Results: We introduce b-move, a novel bidirectional extension of the move structure, enabling fast, cache-efficient, lossless approximate pattern matching in run-length compressed space. It achieves bidirectional character extensions up to 7 times faster than the br-index, closing the performance gap with FM-index-based alternatives. For locating occurrences, b-move performs $ϕ$ and $ϕ^{- 1}$ operations up to 7 times faster than the br-index. At the same time, it maintains the favorable memory characteristics of the br-index, for example, all available complete E. coli genomes on NCBI's RefSeq collection can be compiled into a b-move index that fits into the RAM of a typical laptop.

Conclusions: b-move proves practical and scalable for pan-genome indexing and querying.

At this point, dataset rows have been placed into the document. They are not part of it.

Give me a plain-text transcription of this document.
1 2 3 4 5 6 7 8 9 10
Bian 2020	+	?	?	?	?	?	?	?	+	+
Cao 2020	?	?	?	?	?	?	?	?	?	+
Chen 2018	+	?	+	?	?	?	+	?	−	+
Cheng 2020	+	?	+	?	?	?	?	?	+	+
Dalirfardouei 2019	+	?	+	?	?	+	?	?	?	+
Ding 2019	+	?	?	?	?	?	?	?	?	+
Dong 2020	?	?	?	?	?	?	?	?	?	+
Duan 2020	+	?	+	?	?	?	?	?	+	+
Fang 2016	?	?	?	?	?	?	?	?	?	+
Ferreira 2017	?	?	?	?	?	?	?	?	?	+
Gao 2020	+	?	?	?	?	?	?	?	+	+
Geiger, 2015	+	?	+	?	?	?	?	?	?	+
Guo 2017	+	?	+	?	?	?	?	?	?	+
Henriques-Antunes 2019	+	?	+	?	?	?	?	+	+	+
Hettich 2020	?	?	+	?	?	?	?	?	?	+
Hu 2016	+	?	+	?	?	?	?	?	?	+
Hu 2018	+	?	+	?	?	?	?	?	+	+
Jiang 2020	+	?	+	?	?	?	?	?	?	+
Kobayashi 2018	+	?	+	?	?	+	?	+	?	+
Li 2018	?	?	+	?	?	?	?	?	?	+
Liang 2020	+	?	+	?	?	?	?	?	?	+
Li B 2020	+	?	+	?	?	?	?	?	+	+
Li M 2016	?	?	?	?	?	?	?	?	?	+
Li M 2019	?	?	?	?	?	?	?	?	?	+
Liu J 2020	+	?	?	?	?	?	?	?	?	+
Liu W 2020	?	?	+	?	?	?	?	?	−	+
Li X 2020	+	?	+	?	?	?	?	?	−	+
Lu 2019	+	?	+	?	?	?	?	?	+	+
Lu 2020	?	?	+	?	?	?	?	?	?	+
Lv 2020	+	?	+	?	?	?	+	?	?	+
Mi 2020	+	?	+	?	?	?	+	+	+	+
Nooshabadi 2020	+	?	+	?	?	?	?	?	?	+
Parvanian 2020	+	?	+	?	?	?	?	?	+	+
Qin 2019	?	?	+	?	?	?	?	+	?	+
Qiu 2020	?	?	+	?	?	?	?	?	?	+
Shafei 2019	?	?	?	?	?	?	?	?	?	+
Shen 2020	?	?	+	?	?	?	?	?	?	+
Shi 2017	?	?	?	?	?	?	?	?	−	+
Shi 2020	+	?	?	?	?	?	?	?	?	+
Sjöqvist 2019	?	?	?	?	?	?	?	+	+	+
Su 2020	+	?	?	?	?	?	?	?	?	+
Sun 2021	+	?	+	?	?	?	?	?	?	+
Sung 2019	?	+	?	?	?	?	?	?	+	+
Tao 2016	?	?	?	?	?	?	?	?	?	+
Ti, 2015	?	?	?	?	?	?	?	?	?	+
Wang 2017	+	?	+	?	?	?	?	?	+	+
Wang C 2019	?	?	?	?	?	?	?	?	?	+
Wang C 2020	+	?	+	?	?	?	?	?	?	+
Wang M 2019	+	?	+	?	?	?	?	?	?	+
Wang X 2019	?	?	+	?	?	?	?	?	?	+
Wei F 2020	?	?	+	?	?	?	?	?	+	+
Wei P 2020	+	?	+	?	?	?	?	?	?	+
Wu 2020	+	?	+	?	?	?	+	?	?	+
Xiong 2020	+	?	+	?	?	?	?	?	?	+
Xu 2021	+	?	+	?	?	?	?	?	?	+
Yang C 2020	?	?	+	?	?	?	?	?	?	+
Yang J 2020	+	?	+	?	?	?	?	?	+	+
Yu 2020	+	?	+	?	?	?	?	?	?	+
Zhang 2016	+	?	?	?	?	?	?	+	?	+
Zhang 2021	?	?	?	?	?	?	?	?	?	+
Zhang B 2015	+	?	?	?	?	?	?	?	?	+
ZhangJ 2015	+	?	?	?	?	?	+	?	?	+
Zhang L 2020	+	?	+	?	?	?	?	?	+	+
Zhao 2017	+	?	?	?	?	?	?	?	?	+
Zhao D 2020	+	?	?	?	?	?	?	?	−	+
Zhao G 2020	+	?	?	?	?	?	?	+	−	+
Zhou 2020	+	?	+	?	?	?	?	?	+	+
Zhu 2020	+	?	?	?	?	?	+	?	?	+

We provide a C++ implementation of b-move, supporting efficient lossless approximate pattern matching including locate functionality, available at https://github.com/biointec/b-move under the AGPL-3.0 license.

查看原文本刊更多论文

B-move：在运行长度压缩索引中更快的无损近似模式匹配。

背景：由于高质量基因组序列的可用性越来越高，泛基因组在许多生物信息学管道中逐渐取代单一共识的参考基因组，以更好地捕获遗传多样性。使用传统生物信息学工具的FM-index在如此大的基因组集合中面临内存限制。最近在运行长度压缩索引方面的进展，如Gagie等人的r-index和Nishimoto和Tabei的move结构，缓解了内存限制，但主要集中在mems查找的向后搜索上。Arakawa等人的br-index在运行长度压缩空间中使用双向搜索启动完整的近似模式匹配，但由于复杂的内存访问模式，计算开销很大。结果：我们引入了b-move，一种新的move结构的双向扩展，在运行长度压缩空间中实现快速，缓存高效，无损的近似模式匹配。它实现双向字符扩展的速度比br索引快7倍，缩小了与基于fm索引的替代品的性能差距。对于定位事件，b-move执行ϕ和ϕ - 1操作比br-index快7倍。同时，它保持了br-index的有利的存储特性，例如，NCBI的RefSeq集合中所有可用的完整大肠杆菌基因组都可以编译成一个b-move索引，适合一台典型笔记本电脑的RAM。结论：b-move对泛基因组的索引和查询具有实用性和可扩展性。我们提供了b-move的c++实现，支持高效的无损近似模式匹配，包括定位功能，可在AGPL-3.0许可下在https://github.com/biointec/b-move获得。

本文章由计算机程序翻译，如有差异，请以英文原文为准。

求助全文

约1分钟内获得全文求助全文

来源期刊

Algorithms for Molecular Biology 生物-生化研究方法

CiteScore

2.40

自引率

10.00%

发文量

审稿时长

>12 weeks

期刊介绍： Algorithms for Molecular Biology publishes articles on novel algorithms for biological sequence and structure analysis, phylogeny reconstruction, and combinatorial algorithms and machine learning. Areas of interest include but are not limited to: algorithms for RNA and protein structure analysis, gene prediction and genome analysis, comparative sequence analysis and alignment, phylogeny, gene expression, machine learning, and combinatorial algorithms. Where appropriate, manuscripts should describe applications to real-world data. However, pure algorithm papers are also welcome if future applications to biological data are to be expected, or if they address complexity or approximation issues of novel computational problems in molecular biology. Articles about novel software tools will be considered for publication if they contain some algorithmically interesting aspects.